Okemuo, however, added that there is still hope of redemption for the country. He remarked that the fight should naturally begin with the family unit.

“Parents have a tremendous role to play in the moulding of the character and conduct of their children. This could be done through proper home upbringing, being involved in the affairs of their wards and providing guidance where necessary.

“In schools at all levels, the proper values should be reinforced, apart from their studies. Sports serves as an important tool at this point. Government on the other hand should, through the various ministries in charge of youth development, introduce/implement policies to foster good conduct and a reward system to encourage the youth.

“The police should be equipped to ensure the prevention of crimes and, where committed, offenders should be prosecuted without fear or favour.
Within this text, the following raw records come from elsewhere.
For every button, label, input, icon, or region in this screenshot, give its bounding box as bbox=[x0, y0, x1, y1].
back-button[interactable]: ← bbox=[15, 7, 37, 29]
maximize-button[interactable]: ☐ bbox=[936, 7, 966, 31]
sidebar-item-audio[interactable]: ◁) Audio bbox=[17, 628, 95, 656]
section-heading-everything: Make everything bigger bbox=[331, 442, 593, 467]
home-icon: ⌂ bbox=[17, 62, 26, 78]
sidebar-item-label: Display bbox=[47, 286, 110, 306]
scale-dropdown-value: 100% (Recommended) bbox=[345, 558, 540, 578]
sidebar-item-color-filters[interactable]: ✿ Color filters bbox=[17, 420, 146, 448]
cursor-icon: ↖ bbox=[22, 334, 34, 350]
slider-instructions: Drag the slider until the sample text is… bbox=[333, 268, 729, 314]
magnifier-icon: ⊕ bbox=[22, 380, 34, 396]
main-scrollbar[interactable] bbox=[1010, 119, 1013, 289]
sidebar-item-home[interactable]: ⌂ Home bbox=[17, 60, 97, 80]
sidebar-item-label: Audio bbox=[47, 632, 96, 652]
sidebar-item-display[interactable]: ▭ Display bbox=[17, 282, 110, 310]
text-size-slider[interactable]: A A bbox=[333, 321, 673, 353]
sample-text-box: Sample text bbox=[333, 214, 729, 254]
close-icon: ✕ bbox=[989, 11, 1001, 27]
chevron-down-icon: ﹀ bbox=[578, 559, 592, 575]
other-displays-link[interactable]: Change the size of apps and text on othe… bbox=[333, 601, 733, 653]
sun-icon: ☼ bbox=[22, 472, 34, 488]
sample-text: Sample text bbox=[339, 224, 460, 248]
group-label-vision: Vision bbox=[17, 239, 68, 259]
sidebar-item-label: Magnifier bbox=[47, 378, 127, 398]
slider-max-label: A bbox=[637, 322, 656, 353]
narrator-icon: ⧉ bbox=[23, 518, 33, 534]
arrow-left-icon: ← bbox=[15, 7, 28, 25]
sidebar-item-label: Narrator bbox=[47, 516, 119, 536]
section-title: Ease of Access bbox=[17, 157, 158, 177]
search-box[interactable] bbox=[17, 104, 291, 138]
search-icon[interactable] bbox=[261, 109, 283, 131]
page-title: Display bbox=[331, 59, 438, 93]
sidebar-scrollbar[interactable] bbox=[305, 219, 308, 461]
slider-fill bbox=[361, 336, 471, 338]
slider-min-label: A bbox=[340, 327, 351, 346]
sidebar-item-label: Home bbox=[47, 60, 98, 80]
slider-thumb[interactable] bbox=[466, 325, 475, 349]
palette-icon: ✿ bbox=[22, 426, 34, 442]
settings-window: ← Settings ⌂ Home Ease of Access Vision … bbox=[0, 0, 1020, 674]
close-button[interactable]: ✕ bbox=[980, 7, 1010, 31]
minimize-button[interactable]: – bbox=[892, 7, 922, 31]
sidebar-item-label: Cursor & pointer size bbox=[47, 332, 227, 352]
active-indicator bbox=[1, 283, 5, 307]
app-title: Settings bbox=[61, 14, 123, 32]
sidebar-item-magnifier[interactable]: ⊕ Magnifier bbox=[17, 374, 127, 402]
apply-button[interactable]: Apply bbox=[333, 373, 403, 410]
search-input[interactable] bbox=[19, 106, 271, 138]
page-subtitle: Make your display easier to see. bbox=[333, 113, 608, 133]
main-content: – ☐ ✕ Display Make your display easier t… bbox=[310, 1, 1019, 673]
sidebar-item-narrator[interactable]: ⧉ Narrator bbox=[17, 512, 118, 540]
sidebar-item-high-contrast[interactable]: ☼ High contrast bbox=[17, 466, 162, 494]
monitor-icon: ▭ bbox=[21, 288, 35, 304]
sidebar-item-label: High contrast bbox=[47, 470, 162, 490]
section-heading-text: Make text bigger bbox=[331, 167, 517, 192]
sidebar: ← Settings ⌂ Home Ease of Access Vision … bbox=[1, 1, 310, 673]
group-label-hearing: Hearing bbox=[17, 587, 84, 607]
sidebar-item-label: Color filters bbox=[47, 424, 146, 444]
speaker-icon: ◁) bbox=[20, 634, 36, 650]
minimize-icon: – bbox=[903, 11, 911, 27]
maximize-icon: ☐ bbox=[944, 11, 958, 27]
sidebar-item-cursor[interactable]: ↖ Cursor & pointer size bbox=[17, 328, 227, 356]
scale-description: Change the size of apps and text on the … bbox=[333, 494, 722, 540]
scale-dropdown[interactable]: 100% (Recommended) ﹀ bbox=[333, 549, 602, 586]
Proper restitution must be served to deter others from going into crime,” Okemuo said.

An entrepreneur, Mazi Fide Ogboko, attributed the high rate of crime among the youths mainly to poor parenting and peer influence.

Okpoko said: “The Bible, which is the moral standard for Christians, says ‘train child the way to follow and when he grows up he will not depart from it’.

“Many parents do not spend quality time with their children and wards due to daily engagements and activities. This is wrong. There is no time to see our children’s day-to-day activities, ask questions, study their movements, inculcate family values in them and discipline them, when necessary. When we don’t do what we are supposed to do, the child will be on his own and everybody will be a teacher to him. The people around him are all he knows and indoctrination comes in at this point.”

Okpoko further remarked that “some parents do not show good morals before their children. They use vulgar words, exhibit violence, get drunk and get involved in other vices not expected in bringing up a child.”

Okpoko urged parents to make friends with their children and wards so that they bond, “They should live exemplary lives before their children.”

Mr. Theodore Nwanya, alias Wahehe, said: “As a father of children and a citizen living in our society, I can attribute the problem of teen crimes to a number of factors.  Number one is poor family background or parental upbringing. This is because the first ever instructor or teacher a child meets is his or her mother or father. Second, there is no fear of God in some homes. Some parents and the society have failed to train their children in the way of the Lord. It is better to let your children cry at the early age when you correct them. Otherwise, both of you will cry at night when they bring disgrace to the family, with bad and terrible behaviours. 

“Lack of education is another factor because a child that is not properly informed will be deformed. If not properly educated, their minds will not be positively developed. However, some youths are going out of their way due to evil communications from their evil friends.”   

Wahehe, a businessman and community leader, further said: “Poverty is a very serious contributing factor to the ills of the society. When youths lack basic necessities of life due to poverty, it leads them into serious immoral and bad behaviours. 

“Government’s misplaced priorities is another issue. Any government that doesn’t have policies of developing human potential, particularly with youths, is a failed government and has contributed negatively so much to the evils of society as we are witnessing today. In other words, some of the negative actions and behaviours being exhibited by young people are fallouts of the misplaced priorities of government.” 

Prince Wiro, coordinator of the Centre for Basic Rights Protection and Accountability, a non-governmental organisation in Port Hacourt, Rivers State, said: “The attitude of law enforcement in terms of lack of diligent investigation is another challenge. When you go to court with evidence that is not tight, the cases are thrown away. When offenders go scot-free, they will be emboldened to commit more crime. We are advocating that offenders should be duly punished to serve as deterrents to others.

“Religious leaders should also remove themselves from such matters. There can’t be forgiveness without justice.”